Department of Biological Sciences and BioDiscovery Institute, University of North Texas, Denton, TX, 76203, USA.
Department of Mathematics, University of North Texas, Denton, TX, 76203, USA.
BMC Bioinformatics. 2022 Jun 13;23(1):229. doi: 10.1186/s12859-022-04783-y.
Despite remarkable advances in cancer research, cancer remains one of the leading causes of death worldwide. Early detection of cancer and localization of the tissue of its origin are key to effective treatment. Here, we leverage technological advances in machine learning or artificial intelligence to design a novel framework for cancer diagnostics. Our proposed framework detects cancers and their tissues of origin using a unified model of cancers encompassing 33 cancers represented in The Cancer Genome Atlas (TCGA). Our model exploits the learned features of different cancers reflected in the respective dysregulated epigenomes, which arise early in carcinogenesis and differ remarkably between different cancer types or subtypes, thus holding a great promise in early cancer detection.
Our comprehensive assessment of the proposed model on the 33 different tissues of origin demonstrates its ability to detect and classify cancers to a high accuracy (> 99% overall F-measure). Furthermore, our model distinguishes cancers from pre-cancerous lesions to metastatic tumors and discriminates between hypomethylation changes due to age related epigenetic drift and true cancer.

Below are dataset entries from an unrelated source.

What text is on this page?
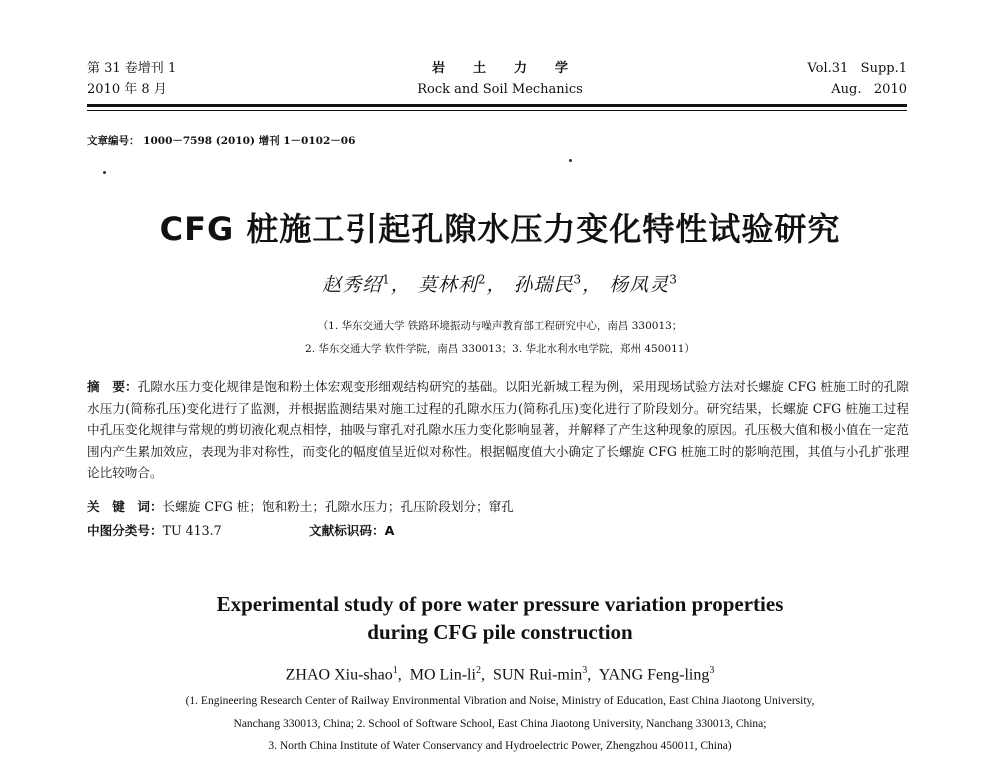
第 31 卷增刊 1
2010 年 8 月
岩土力学
Rock and Soil Mechanics
Vol.31   Supp.1
Aug.   2010
文章编号： 1000－7598 (2010) 增刊 1－0102－06
CFG 桩施工引起孔隙水压力变化特性试验研究
赵秀绍$^1$， 莫林利$^2$， 孙瑞民$^3$， 杨凤灵$^3$
（1. 华东交通大学 铁路环境振动与噪声教育部工程研究中心，南昌 330013；
2. 华东交通大学 软件学院，南昌 330013；3. 华北水利水电学院，郑州 450011）
摘　要：孔隙水压力变化规律是饱和粉土体宏观变形细观结构研究的基础。以阳光新城工程为例，采用现场试验方法对长螺旋 CFG 桩施工时的孔隙水压力(简称孔压)变化进行了监测，并根据监测结果对施工过程的孔隙水压力(简称孔压)变化进行了阶段划分。研究结果，长螺旋 CFG 桩施工过程中孔压变化规律与常规的剪切液化观点相悖，抽吸与窜孔对孔隙水压力变化影响显著，并解释了产生这种现象的原因。孔压极大值和极小值在一定范围内产生累加效应，表现为非对称性，而变化的幅度值呈近似对称性。根据幅度值大小确定了长螺旋 CFG 桩施工时的影响范围，其值与小孔扩张理论比较吻合。
关　键　词：长螺旋 CFG 桩；饱和粉土；孔隙水压力；孔压阶段划分；窜孔
中图分类号：TU 413.7	文献标识码：A
Experimental study of pore water pressure variation properties
during CFG pile construction
ZHAO Xiu-shao$^1$,  MO Lin-$li^2$,  SUN Rui-$\min^3$,  YANG Feng-ling$^3$
(1. Engineering Research Center of Railway Environmental Vibration and Noise, Ministry of Education, East China Jiaotong University,
Nanchang 330013, China; 2. School of Software School, East China Jiaotong University, Nanchang 330013, China;
3. North China Institute of Water Conservancy and Hydroelectric Power, Zhengzhou 450011, China)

Beyond detection of primary cancers, our proposed computational model also robustly detects tissues of origin of secondary cancers, including metastatic cancers, second primary cancers, and cancers of unknown primaries. Our assessment revealed the ability of this model to characterize pre-cancer samples, a significant step forward in early cancer detection. Deployed broadly this model can deliver accurate diagnosis for a greatly expanded target patient population.
尽管癌症研究取得了显著进展,但癌症仍然是全球主要死因之一。癌症的早期检测和起源组织的定位是有效治疗的关键。在这里,我们利用机器学习或人工智能技术的进步,设计了一种用于癌症诊断的新框架。我们提出的框架使用包含在癌症基因组图谱(TCGA)中的 33 种癌症的统一癌症模型来检测癌症及其起源组织。我们的模型利用不同癌症在各自失调的表观基因组中反映出的已学习到的特征,这些特征在癌变早期出现,并且在不同的癌症类型或亚型之间有很大的差异,因此在早期癌症检测方面具有很大的潜力。
我们对该模型在 33 种不同起源组织中的综合评估表明,它能够以高精度(总体 F 度量> 99%)检测和分类癌症。此外,我们的模型能够区分癌症与癌前病变、转移瘤,并区分由于年龄相关的表观遗传漂移和真正的癌症引起的低甲基化变化。
除了检测原发性癌症外,我们提出的计算模型还能够稳健地检测继发性癌症的起源组织,包括转移性癌症、第二原发性癌症和未知原发性癌症。我们的评估揭示了该模型对癌前样本进行特征描述的能力,这是早期癌症检测的重要一步。如果广泛部署,该模型可以为更大的目标患者群体提供准确的诊断。